O escritor guatemalteco Miguel Angel Astúrias, ganhador do Prêmio Nobel de Literatura de 1967, traduziu do quéchua muitas das lendas que faziam parte dos mitos de criação da civilização maia, reunidos no livro Leyendas de Guatemala, infelizmente sem tradução. A história dos maias percorre boa parte de suas obras e serve como elemento narrativo tanto quanto como fonte de inspiração para tratar dos conflitos contemporâneos da Guatemala.

A utilização do legado maia nas obras de Astúrias não é incidental. Astúrias não era um observador do passado pelo passado, o passado lhe vinha como pré-condição do presente, como elemento que estrutura a vivência atual. Em vários de seus escritos, desde romances até contos, os personagens são pessoas comuns que habitavam a Guatemala de seu tempo. São camponeses, trabalhadores rurais, artesãos, curandeiros, pescadores etc., mas são também os soldados norte-americanos que encontravam-se no país, diretores e gerentes de grandes empresas, pensadores e ativistas políticos.

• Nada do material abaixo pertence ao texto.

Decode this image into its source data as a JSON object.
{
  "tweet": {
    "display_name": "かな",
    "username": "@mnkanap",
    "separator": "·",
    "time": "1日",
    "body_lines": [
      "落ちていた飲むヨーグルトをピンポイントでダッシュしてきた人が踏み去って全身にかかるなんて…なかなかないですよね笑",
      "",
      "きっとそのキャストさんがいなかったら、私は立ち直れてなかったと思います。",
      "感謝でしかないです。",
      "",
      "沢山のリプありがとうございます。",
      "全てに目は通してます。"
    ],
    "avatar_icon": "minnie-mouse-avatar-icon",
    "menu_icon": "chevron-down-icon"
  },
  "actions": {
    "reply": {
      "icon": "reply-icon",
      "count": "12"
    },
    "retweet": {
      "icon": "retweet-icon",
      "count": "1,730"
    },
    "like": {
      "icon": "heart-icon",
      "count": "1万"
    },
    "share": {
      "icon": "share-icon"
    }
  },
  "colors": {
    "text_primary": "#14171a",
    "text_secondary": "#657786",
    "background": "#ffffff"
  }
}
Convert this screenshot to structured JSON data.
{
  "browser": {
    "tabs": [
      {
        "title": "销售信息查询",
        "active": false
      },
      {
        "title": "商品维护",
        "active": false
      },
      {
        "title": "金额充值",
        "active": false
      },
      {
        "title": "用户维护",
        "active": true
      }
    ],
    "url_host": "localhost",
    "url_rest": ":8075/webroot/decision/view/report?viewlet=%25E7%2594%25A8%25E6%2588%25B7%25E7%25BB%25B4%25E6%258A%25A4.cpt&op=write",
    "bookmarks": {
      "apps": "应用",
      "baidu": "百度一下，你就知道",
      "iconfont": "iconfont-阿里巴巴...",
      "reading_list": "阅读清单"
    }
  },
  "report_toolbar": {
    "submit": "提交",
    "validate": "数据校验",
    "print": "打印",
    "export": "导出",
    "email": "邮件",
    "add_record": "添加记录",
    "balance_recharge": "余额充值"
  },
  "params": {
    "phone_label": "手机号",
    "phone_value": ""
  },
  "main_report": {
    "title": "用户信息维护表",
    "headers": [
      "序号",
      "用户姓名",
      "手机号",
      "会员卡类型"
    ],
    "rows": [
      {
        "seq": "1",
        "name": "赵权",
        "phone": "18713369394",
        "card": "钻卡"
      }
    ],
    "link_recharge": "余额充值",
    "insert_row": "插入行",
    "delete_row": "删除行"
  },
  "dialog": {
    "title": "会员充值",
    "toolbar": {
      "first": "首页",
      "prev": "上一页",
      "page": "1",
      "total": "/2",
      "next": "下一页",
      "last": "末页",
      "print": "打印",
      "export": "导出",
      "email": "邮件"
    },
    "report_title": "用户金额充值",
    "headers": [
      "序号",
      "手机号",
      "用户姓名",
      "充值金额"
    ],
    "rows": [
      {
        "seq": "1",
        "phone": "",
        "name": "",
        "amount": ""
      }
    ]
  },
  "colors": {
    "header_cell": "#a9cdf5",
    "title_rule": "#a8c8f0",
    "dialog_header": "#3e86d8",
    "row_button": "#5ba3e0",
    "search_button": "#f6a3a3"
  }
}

Uma pergunta que poderá ter surgido depois dessa breve exposição é a seguinte: o que é essas duas realidades tão distintas (o passado das lendas da maias e o presente da dominação imperialista e embate ideológico) tem a ver uma com a outra? Apesar dos séculos de História que entre elas se interpõem, Astúrias consegue capturá-las e catalisá-las através de sua literatura.

Astúrias não criou esse continuum de aparentemente contraditórias descontinuidades. As lendas maias não se ligam aos desdobramentos da economia neo-colonial por causa dos seus livros. A genialidade do autor está em notá-la e pô-la em relevo através da ficção. Da mesma forma que o “senso de tragédia” da literatura latino-americana tem raízes históricas, as particularidades do “realismo mágico” ou “realismo fantástico” também.

Os elementos mágicos ou fantásticos que pontuam suas histórias – assim como as de outros escritores latino-americanos – são retirados (ou ao menos inspirados) naquilo que Alejo Carpentier chamou de “caudal de mitologia”. Esse “caudal” subsiste de forma peculiar na realidade latino-americana, como remanescente das crenças “pré-colombianas”, suas lendas e sua visão de mundo. Esse conjunto de conhecimentos está entrelaçado ainda com as próprias lendas e histórias trazidas pelos espanhóis e introduzidas, a custo de muitas mortes e sofrimento, no imaginário que pulula nas tradições populares guatemaltecas e latino-americanas.

O feiticeiro que invoca a tempestade no primeiro volume da Trilogia Bananeira, Vento Forte, certamente tem algo da antiga magia maia em sua composição. Outro exemplo é o diabo Carne Crua, do conto Torotumbo, que incorpora a encarnação do mal em acepção cristã em oposição às simbólicas inocência e pureza de Natividade Quintuche, a indiazinha ameaçada pela ação do demônio. As lendas do Popol Vuh, obra central da cultura maia, estão incrustadas até mesmo no título Hombres de Maiz, referindo-se ao mito de origem em que o milho (principal cultivo desse povo) é colocado como ingrediente primordial que os deuses usaram para criar os homens.

Mais do que referências gratuitas ou rococós latino-americanos, as lendas surgem aqui como elemento de afirmação de uma visão da realidade, quiçá um projeto social mais amplo. Diante da cultura que era introduzida à força no país por meio dos multinacionais, do domínio imperialista dos Estados Unidos, que procuravam toldar os nativos para uma aceitação passiva; o passado lendário serve de elemento suscitador de questionamentos.

A existência dos guatemaltecos estava em grande parte pautada numa estrutura material que permitia o cultivo dessas crenças como parte essencial de sua cultura, costumes e visão de mundo. O milho – e a agricultura em geral – continuavam tendo papel central na sociedade desses sujeitos. Os valores herdados do passado maia e, inclusive, do processo de colonização, se misturam sob formas variadas constituindo, em alguma medida, o arsenal de percepções e questões deles. Mais do que conjunturas econômicas globais, discussões sobre estágios do capitalismo e partidarismos ideológicos, são esses pequenos fragmentos, vivificados sob vários aspectos, que integram sua existência.

Astúrias usou de sua perspicácia para notar esse encadeamento ontológico-histórico, e seu talento narrativo para transformar isso em literatura, colocando em xeque apologistas da mecanicidade reflexiva da literatura e desafiando – de maneira prolífica – nossa capacidade de conceber a relação entre a literatura e a história.